Regarding the output format, I think at least you should include
qcovsfor query coverage. I also regularly recommend to use generic asn1 as output format, then further use blastformatter to convert the output into the exact format required, especially for long running jobs, as there is no way to restore the alignment from tabular blast format. It might not be necessary for your case, but if you for example wish to inspect the alignments using default text format, you have to run blast again, if not using asn1.
I hope this helps and good luck with your project.

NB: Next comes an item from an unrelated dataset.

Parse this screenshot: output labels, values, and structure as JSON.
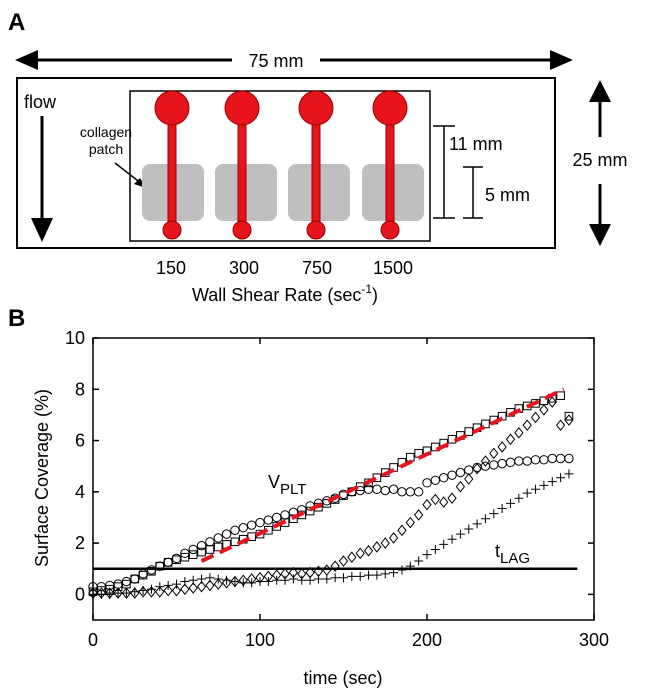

Hi Michael, I was just curious about what qcov is actually trying to tell me and the numbers I am getting. All my qcov scores are 3 or less, but the % identity is mostly 100. Is this because my query sequence is much smaller than the whole genomes I am running it against? I am trying to match small genetic sequences known to code for certain things from other species against whole genomes of sharks (and testing it against whole genomes of related species too). Interestingly when I run the small sequence against the whole genome of the species it is taken from I get a bitscore of 22.9 and a qcov of 0 (a lot of the hits from sharks are getting higher bit scores and qcovs of 1-3). Let me know your thoughts and thanks again for your guidance and help! Cheers, D
Sorry I made a mistake, the name of the parameter
qcovsnot qcov and should be a percentage. Could you try again? For an explanation see BLAST definition and difference between 'qcovs' and 'qcovhsp'
Using the following format modifier
% query coverage per subject appears in the last column.
Hi Michael, I figured out that the databases I was using were only partial sequences and not the complete genome - now that I have the complete genome I am getting more appropriate scores! Thanks again for your help!